– …
– Como yo me entere de que estáis tocando mis puzles, vais aviadas. Soy muy paciente y… ¡lo sabes!
Mamá calló.
– No me mires así. ¿Qué quieres decir, eh? ¿Qué quieres decir? ¡Que no está la mesa lista! Pues no está la mesa lista y se acabó. ¡Que se vaya tu madre a su casa a cenar!

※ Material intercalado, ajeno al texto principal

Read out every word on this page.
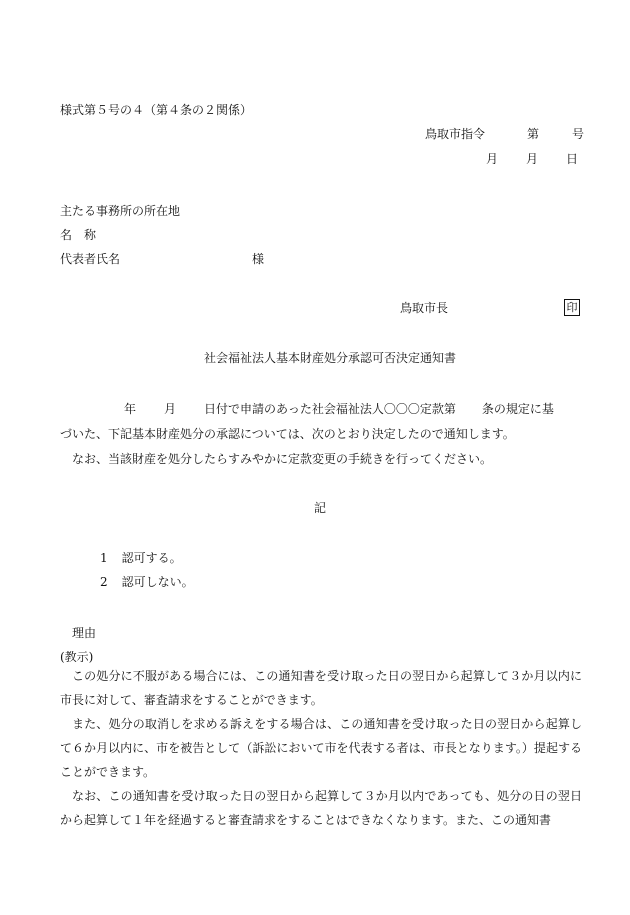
様式第５号の４（第４条の２関係）
鳥取市指令	第	号
月 月 日
主たる事務所の所在地
名　称
代表者氏名	様
鳥取市長	印
社会福祉法人基本財産処分承認可否決定通知書
年 月 日付で申請のあった社会福祉法人〇〇〇定款第 条の規定に基
づいた、下記基本財産処分の承認については、次のとおり決定したので通知します。
なお、当該財産を処分したらすみやかに定款変更の手続きを行ってください。
記
1 認可する。
2 認可しない。
理由
(教示)

この処分に不服がある場合には、この通知書を受け取った日の翌日から起算して３か月以内に市長に対して、審査請求をすることができます。

また、処分の取消しを求める訴えをする場合は、この通知書を受け取った日の翌日から起算して６か月以内に、市を被告として（訴訟において市を代表する者は、市長となります。）提起することができます。

なお、この通知書を受け取った日の翌日から起算して３か月以内であっても、処分の日の翌日から起算して１年を経過すると審査請求をすることはできなくなります。また、この通知書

Mi madre callaba abrazada al mantel bordado que guardábamos en el segundo cajón del aparador, bajo los cubiertos de la abuela. Lo abrazaba contra su pecho. Parecía que se protegía del golpe irracional que de un momento a otro saldría de su mano perversa estampándola sin reparos en mi madre.
Sin motivos. Por un puzle. Sin quejarse, para que yo no viera nada, ni dijera nada, ni gritara nada, mamá callaba.
El salvaje obligaba a mamá a agacharse de rodillas para recoger los segmentos del puzle que se caían por el nerviosismo sádico de papá, al revolucionarse enfurecido por el comedor, brazos en alto, con la idea infundada de que le tocábamos las piezas como un complot para que nunca los acabara.
Estaba loco.
– ¡No he terminado aún!-gritaba-. No te vayas todavía.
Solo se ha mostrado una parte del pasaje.